Según el portavoz del Departamento de Seguridad Pública de Texas, Chris Olivarez, los disparos fueron dirigidos a agentes de la Patrulla Fronteriza en el Condado de Starr.
Específicamente en la zona de Fronton, Texas. Olivarez indicó que los responsables pertenecen a un «cártel mexicano», aunque no reveló su identidad.
El Departamento de Seguridad Pública de Texas actuó rápidamente, enviando drones para monitorear a los presuntos agresores, quienes intentaban cruzar la frontera de manera ilegal.
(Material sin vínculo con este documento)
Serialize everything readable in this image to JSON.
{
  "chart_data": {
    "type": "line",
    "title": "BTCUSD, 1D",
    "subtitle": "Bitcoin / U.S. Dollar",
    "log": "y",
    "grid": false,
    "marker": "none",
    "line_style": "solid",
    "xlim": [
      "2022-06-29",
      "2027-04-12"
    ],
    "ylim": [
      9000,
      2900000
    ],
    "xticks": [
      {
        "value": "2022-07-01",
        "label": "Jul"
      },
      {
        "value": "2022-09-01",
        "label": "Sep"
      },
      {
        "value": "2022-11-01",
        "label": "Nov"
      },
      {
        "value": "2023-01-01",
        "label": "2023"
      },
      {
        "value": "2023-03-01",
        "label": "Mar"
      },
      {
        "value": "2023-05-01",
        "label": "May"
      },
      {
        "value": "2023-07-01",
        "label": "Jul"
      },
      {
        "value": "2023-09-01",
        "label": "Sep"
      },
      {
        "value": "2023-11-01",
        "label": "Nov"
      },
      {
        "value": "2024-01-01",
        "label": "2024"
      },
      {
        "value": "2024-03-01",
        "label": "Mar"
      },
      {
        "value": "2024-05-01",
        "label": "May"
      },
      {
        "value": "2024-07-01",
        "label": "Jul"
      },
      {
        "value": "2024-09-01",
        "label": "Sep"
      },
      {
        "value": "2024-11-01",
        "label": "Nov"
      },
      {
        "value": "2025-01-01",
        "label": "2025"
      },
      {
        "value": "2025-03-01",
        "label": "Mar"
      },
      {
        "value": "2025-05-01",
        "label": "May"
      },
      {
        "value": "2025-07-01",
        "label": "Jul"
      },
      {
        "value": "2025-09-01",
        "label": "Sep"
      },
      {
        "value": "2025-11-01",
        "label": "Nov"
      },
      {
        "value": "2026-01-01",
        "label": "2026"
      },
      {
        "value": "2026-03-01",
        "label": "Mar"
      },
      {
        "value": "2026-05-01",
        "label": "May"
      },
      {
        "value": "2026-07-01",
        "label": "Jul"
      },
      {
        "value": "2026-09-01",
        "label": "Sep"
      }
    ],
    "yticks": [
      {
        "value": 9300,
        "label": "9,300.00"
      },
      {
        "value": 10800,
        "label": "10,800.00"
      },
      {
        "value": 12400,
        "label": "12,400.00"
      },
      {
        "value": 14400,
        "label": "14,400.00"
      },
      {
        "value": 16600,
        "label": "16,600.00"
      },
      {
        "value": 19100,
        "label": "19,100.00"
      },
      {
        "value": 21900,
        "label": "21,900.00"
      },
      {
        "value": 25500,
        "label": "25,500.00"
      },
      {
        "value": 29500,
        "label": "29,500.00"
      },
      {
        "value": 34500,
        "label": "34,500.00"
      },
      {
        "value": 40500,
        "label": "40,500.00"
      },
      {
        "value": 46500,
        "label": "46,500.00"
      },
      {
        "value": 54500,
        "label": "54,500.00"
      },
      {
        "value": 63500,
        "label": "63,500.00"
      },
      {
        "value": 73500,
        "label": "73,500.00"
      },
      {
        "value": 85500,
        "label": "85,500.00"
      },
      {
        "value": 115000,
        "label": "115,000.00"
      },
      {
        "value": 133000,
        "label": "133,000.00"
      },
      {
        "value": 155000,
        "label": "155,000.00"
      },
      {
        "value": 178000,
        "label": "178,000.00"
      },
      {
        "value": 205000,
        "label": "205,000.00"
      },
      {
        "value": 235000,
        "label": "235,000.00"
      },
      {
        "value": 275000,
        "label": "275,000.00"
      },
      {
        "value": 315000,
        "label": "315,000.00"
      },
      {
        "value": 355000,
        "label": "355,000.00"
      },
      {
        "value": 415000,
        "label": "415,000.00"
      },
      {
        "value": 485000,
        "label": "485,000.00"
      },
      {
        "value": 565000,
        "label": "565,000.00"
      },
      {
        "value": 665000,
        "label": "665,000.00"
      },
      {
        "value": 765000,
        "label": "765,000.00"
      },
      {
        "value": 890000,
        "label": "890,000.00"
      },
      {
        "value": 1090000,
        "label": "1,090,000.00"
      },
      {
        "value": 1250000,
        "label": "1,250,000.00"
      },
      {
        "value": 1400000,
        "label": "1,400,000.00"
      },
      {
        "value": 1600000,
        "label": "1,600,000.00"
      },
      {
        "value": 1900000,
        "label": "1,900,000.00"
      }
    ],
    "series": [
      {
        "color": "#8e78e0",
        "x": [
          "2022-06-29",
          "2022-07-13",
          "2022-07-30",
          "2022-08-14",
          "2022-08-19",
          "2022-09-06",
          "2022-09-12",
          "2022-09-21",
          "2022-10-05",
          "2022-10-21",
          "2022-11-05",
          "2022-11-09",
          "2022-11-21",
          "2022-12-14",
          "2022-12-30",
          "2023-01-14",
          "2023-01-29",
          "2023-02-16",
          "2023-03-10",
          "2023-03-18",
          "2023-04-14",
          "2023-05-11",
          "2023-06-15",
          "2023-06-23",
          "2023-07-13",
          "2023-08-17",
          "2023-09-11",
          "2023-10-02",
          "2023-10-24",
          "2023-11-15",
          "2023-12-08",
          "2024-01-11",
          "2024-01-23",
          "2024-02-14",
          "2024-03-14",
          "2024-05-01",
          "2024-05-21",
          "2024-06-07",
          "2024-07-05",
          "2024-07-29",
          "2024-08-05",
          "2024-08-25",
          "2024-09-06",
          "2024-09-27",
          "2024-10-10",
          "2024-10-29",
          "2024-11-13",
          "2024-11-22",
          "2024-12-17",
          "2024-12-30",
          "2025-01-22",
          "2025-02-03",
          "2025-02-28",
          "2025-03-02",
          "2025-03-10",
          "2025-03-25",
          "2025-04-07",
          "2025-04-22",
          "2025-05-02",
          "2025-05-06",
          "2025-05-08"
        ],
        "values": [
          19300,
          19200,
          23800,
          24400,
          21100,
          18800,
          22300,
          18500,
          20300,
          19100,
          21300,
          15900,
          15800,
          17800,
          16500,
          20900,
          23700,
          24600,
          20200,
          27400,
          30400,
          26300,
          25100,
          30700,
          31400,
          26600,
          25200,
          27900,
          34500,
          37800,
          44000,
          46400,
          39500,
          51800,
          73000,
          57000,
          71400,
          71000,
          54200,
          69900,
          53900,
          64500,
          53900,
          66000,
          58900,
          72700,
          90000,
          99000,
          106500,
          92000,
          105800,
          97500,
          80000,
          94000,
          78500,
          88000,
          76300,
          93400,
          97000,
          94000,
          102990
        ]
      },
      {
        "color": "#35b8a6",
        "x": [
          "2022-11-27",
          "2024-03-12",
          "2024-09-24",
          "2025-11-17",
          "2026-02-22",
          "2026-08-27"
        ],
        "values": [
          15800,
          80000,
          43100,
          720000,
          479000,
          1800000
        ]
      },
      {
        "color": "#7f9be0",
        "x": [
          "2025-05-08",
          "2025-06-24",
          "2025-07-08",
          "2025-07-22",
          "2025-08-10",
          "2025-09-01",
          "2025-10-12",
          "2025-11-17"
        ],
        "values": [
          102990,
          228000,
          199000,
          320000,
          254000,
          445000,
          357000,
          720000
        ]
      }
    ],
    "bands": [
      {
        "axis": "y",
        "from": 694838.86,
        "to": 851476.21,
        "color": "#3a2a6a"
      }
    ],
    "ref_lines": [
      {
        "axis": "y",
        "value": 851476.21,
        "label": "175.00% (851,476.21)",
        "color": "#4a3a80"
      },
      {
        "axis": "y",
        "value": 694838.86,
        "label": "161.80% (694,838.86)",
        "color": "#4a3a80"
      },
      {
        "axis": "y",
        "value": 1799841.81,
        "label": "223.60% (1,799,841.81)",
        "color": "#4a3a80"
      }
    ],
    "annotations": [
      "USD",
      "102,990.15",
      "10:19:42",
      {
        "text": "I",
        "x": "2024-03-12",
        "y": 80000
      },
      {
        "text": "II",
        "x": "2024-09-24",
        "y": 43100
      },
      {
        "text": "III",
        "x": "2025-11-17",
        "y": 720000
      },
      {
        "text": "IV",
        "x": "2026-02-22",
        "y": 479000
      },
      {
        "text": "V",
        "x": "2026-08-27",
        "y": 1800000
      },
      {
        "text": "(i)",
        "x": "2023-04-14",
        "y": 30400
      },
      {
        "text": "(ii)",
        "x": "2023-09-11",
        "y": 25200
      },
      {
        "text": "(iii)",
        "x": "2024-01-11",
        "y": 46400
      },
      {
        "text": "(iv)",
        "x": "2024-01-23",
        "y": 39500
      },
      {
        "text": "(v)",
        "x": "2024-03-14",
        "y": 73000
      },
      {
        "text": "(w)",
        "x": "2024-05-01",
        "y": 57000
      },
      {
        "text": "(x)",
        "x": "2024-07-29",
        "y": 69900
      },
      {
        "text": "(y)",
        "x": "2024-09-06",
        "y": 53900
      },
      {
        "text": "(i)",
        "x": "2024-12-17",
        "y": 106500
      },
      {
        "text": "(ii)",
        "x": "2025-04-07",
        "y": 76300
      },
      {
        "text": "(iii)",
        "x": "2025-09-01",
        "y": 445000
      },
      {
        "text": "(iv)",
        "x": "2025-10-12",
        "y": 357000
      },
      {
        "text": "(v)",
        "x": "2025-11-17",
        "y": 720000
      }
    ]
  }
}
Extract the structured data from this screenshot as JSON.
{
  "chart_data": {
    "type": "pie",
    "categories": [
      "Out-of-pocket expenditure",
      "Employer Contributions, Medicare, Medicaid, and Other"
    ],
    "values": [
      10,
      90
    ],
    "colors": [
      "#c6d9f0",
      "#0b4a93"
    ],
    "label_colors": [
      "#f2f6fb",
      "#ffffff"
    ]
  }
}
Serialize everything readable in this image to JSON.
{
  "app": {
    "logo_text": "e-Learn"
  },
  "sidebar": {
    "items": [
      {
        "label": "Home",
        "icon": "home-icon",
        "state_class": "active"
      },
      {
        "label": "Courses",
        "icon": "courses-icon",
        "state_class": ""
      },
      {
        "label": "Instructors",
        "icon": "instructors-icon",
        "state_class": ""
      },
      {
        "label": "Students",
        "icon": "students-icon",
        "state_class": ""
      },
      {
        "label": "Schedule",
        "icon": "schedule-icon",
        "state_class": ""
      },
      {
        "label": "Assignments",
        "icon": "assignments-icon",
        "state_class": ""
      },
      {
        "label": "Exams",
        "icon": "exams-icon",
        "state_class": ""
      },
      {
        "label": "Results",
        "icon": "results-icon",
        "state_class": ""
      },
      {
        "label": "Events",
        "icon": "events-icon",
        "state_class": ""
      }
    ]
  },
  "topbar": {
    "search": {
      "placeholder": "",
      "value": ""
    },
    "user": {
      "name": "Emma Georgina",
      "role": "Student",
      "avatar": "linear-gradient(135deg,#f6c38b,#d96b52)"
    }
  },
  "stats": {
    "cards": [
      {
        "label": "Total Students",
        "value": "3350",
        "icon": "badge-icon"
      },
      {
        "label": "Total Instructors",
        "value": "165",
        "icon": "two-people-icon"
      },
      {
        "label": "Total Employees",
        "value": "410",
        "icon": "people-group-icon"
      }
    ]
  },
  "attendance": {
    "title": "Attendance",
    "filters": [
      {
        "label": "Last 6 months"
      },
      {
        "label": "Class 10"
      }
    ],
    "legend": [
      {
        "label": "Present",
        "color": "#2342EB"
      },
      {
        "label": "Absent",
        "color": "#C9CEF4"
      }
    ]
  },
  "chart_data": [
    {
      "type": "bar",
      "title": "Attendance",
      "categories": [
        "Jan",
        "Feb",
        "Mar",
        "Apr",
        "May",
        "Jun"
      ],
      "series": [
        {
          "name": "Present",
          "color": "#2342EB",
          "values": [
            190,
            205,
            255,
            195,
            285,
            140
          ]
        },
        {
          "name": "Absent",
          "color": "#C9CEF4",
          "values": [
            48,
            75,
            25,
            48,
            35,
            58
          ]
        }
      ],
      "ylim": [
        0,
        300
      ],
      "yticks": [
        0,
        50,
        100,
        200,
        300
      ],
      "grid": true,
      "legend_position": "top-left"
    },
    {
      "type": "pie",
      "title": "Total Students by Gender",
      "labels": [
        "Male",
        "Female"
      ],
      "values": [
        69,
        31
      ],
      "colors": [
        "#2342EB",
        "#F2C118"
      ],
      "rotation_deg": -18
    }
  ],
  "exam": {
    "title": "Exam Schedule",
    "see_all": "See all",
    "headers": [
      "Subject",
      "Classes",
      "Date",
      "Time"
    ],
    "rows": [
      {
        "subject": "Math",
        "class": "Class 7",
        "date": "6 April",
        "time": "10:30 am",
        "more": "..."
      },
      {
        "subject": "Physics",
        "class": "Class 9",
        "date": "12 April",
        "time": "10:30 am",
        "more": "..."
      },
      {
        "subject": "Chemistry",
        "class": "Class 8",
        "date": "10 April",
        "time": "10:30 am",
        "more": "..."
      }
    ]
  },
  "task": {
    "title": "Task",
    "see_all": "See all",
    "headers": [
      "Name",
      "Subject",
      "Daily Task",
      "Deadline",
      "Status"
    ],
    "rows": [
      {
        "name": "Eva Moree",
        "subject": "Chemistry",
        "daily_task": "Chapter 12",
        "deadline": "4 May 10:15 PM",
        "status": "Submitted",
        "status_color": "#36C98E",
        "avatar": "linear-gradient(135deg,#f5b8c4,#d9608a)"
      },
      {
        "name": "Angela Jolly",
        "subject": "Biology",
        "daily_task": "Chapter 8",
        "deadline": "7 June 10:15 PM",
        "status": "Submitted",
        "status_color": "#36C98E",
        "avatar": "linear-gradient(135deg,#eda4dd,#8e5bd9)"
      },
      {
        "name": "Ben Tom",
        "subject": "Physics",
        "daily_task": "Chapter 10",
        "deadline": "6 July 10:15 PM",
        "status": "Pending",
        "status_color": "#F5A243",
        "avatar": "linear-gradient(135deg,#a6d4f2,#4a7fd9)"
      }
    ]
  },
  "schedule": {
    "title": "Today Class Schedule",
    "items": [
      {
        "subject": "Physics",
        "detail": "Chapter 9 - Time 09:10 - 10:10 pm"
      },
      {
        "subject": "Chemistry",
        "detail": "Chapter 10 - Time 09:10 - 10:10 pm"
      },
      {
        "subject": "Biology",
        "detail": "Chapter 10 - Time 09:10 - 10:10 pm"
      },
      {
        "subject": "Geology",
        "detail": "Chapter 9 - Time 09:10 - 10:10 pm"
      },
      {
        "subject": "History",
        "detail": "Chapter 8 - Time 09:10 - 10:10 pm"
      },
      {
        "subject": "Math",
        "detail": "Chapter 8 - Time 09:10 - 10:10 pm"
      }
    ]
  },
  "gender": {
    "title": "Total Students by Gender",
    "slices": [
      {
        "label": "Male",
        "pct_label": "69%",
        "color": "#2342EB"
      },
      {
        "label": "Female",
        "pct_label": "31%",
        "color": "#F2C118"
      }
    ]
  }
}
A través de videos y fotos, se identificaron a cuatro individuos armados, algunos de los cuales apuntaron contra los drones.
Sin embargo, no se observaron disparos de armas de fuego en el material audiovisual, a pesar de ello, las autoridades confirmaron la presencia de disparos dirigidos a los agentes.
Afortunadamente no se presentaron víctimas mortales
La jefa de la Patrulla Fronteriza en el Valle del Río Grande, Gloria Chávez, informó que, a pesar de los disparos, no hubo heridos ni víctimas mortales.
La versión extraoficial señala que este incidente ocurrió cuando un grupo de migrantes trataba de cruzar el Río Bravo desde el estado de Tamaulipas.
El Gobierno de México, liderado por Claudia Sheinbaum, pidió a la Fiscalía General de la República (FGR) investigar el caso, en colaboración con las autoridades de Estados Unidos.
El fiscal Alejandro Gertz Manero afirmó que se indagaría tanto los disparos como los movimientos de los migrantes.
Este tiroteo ocurre en un contexto de tensiones relacionadas con las políticas migratorias de la administración estadounidense.